The One Hundred-and-Ninth Chart (Spurts)

December 13, 2013

By Ekta R. Garg

Enjoy these Spurts from the last two weeks, readers!

Last Saturday we braved the cold temperatures (we’re regularly hitting highs in the 20s here!) and went to a local art gallery.  The group art classes Seven and Five took for the last two months culminated in an exhibition where the dozens of students who took classes this term got to see their work on display like professional artists.  Given the fact that Five has had a love-hate relationship with the classes this entire time and Seven has managed to show us something just above indifference, I think the adults in the house showed more excitement about the exhibit than the kids.  But after some cajoling, they agreed to go.

We walked around the gallery for a little bit, both kids giving us the facial equivalent of a shrug, and then we decided to go out to lunch and then the mall.  The kids perked up considerably at the mention of lunch out, and they got even more excited when my husband suggested Chipotle.  With Five’s newfound love for quesadillas, we can now include Mexican restaurants in our dining options.

I brought everyone’s food, and Seven looked pointedly at my plate.

“Mamma, what’s that?”


Seven turned to my food basket.  “Hello, tacos.”  She waited a beat and then turned back to me.  “Mamma, the tacos aren’t talking to me.  Shouldn’t they talk to me?  Get it?  Tah-cos?”

Ah, those crazy puns.


Later after lunch as we strolled through the mall, I walked with Five hand in hand.  At one point she turned to me and said, “Millions of years ago there was a man named Tchaikovsky.”

I waited for her to say something else, share something about the composer’s work, but she seemed content with the single statement.

“Do you know what he did?” I asked, wanting to jog her memory and bring forth the rest of what I was sure was a lesson from music class.


“He used to make beautiful music,” I said.

“I already knew that.”

I stifled the urge to laugh.  “If you already knew it, then why did you say you didn’t?”

She didn’t even bother with a shrug.  “I forgot.”

Five years old, and she’s already got so much knowledge that she even forgets what she knows.


One morning Five got ticked off at me for something, although I can’t remember what now.  The funny thing about Five is that when something sets her off, suddenly the entire world becomes her enemy.  For instance, one day she tripped and just managed to catch herself but knocked her elbow against the wall in the process.  She didn’t hit her elbow too hard, but it did startle her.  When I opened my arms for a hug and asked her if she was okay, she suddenly stated with tears cresting that she wished we’d never moved into this house.

See?  Just a touch melodramatic.

As we got ready for school one day, I scolded Five for something.  A few minutes later I told her I loved her.  She told me flat out that she didn’t believe me.
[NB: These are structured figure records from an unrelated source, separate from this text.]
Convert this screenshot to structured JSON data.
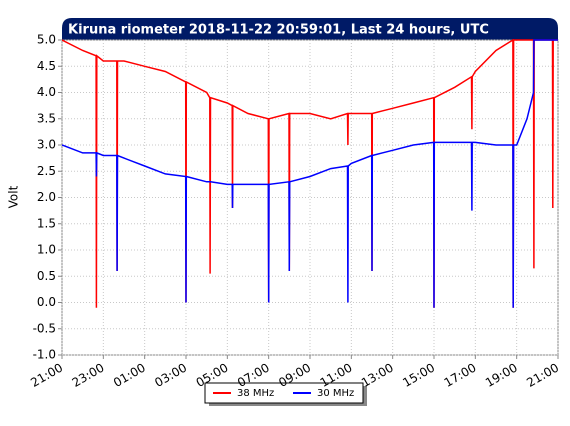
{
  "chart_data": {
    "type": "line",
    "title": "Kiruna riometer 2018-11-22 20:59:01, Last 24 hours, UTC",
    "y_label": "Volt",
    "x": [
      "21:00",
      "22:00",
      "22:39",
      "22:40",
      "22:41",
      "23:00",
      "23:39",
      "23:40",
      "23:41",
      "00:00",
      "01:00",
      "02:00",
      "02:59",
      "03:00",
      "03:01",
      "04:00",
      "04:09",
      "04:10",
      "04:11",
      "05:00",
      "05:14",
      "05:15",
      "05:16",
      "06:00",
      "06:59",
      "07:00",
      "07:01",
      "07:59",
      "08:00",
      "08:01",
      "09:00",
      "10:00",
      "10:49",
      "10:50",
      "10:51",
      "11:00",
      "11:59",
      "12:00",
      "12:01",
      "13:00",
      "14:00",
      "14:59",
      "15:00",
      "15:01",
      "16:00",
      "16:49",
      "16:50",
      "16:51",
      "17:00",
      "18:00",
      "18:49",
      "18:50",
      "18:51",
      "19:00",
      "19:30",
      "19:49",
      "19:50",
      "19:51",
      "20:00",
      "20:44",
      "20:45",
      "20:46",
      "21:00"
    ],
    "series": [
      {
        "name": "38 MHz",
        "color": "#ff0000",
        "values": [
          5.0,
          4.8,
          4.7,
          -0.1,
          4.7,
          4.6,
          4.6,
          0.6,
          4.6,
          4.6,
          4.5,
          4.4,
          4.2,
          0.0,
          4.2,
          4.0,
          3.9,
          0.55,
          3.9,
          3.8,
          3.75,
          1.8,
          3.75,
          3.6,
          3.5,
          0.0,
          3.5,
          3.6,
          0.6,
          3.6,
          3.6,
          3.5,
          3.6,
          3.0,
          3.6,
          3.6,
          3.6,
          0.6,
          3.6,
          3.7,
          3.8,
          3.9,
          -0.1,
          3.9,
          4.1,
          4.3,
          3.3,
          4.3,
          4.4,
          4.8,
          5.0,
          -0.1,
          5.0,
          5.0,
          5.0,
          5.0,
          0.65,
          5.0,
          5.0,
          5.0,
          1.8,
          5.0,
          5.0
        ]
      },
      {
        "name": "30 MHz",
        "color": "#0000ff",
        "values": [
          3.0,
          2.85,
          2.85,
          2.4,
          2.85,
          2.8,
          2.8,
          0.6,
          2.8,
          2.75,
          2.6,
          2.45,
          2.4,
          0.0,
          2.4,
          2.3,
          2.3,
          2.3,
          2.3,
          2.25,
          2.25,
          1.8,
          2.25,
          2.25,
          2.25,
          0.0,
          2.25,
          2.3,
          0.6,
          2.3,
          2.4,
          2.55,
          2.6,
          0.0,
          2.6,
          2.65,
          2.8,
          0.6,
          2.8,
          2.9,
          3.0,
          3.05,
          -0.1,
          3.05,
          3.05,
          3.05,
          1.75,
          3.05,
          3.05,
          3.0,
          3.0,
          -0.1,
          3.0,
          3.0,
          3.5,
          4.0,
          5.0,
          5.0,
          5.0,
          5.0,
          5.0,
          5.0,
          5.0
        ]
      }
    ],
    "xticks": [
      "21:00",
      "23:00",
      "01:00",
      "03:00",
      "05:00",
      "07:00",
      "09:00",
      "11:00",
      "13:00",
      "15:00",
      "17:00",
      "19:00",
      "21:00"
    ],
    "ylim": [
      -1,
      5
    ],
    "yticks": [
      {
        "value": -1,
        "label": "-1.0"
      },
      -0.5,
      {
        "value": 0,
        "label": "0.0"
      },
      0.5,
      {
        "value": 1,
        "label": "1.0"
      },
      1.5,
      {
        "value": 2,
        "label": "2.0"
      },
      2.5,
      {
        "value": 3,
        "label": "3.0"
      },
      3.5,
      {
        "value": 4,
        "label": "4.0"
      },
      4.5,
      {
        "value": 5,
        "label": "5.0"
      }
    ],
    "grid": true
  }
}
Seven came into the room and felt her sister’s bad mood broadcasting across the entire second floor.  When she asked me what happened, I told her.

“It’s just a phrase, Mamma, she’ll get over it,” Seven reassured me with the patience and experience of someone who has seen this many times before.  I didn’t have the heart to tell her the actual word is “phase” and not “phrase,” though.  I was enjoying her reassurance too much.


With temperatures plunging the way they are this winter, sometimes it’s hard to keep skin soft and moisturized.  I have dry skin to begin with, and with winter temperatures I have to remind myself that much more often to use hand cream.

One day I examined my dry hands and tried to scrape off a scrap of skin.  Five watched me for a few moments and then said, “If you put lotion on that, then it won’t do that.”

There you go.  Skincare advice from the newest beauty consultant.  It’s easy for her to recommend lotion when she’s still got cheeks as soft as silk.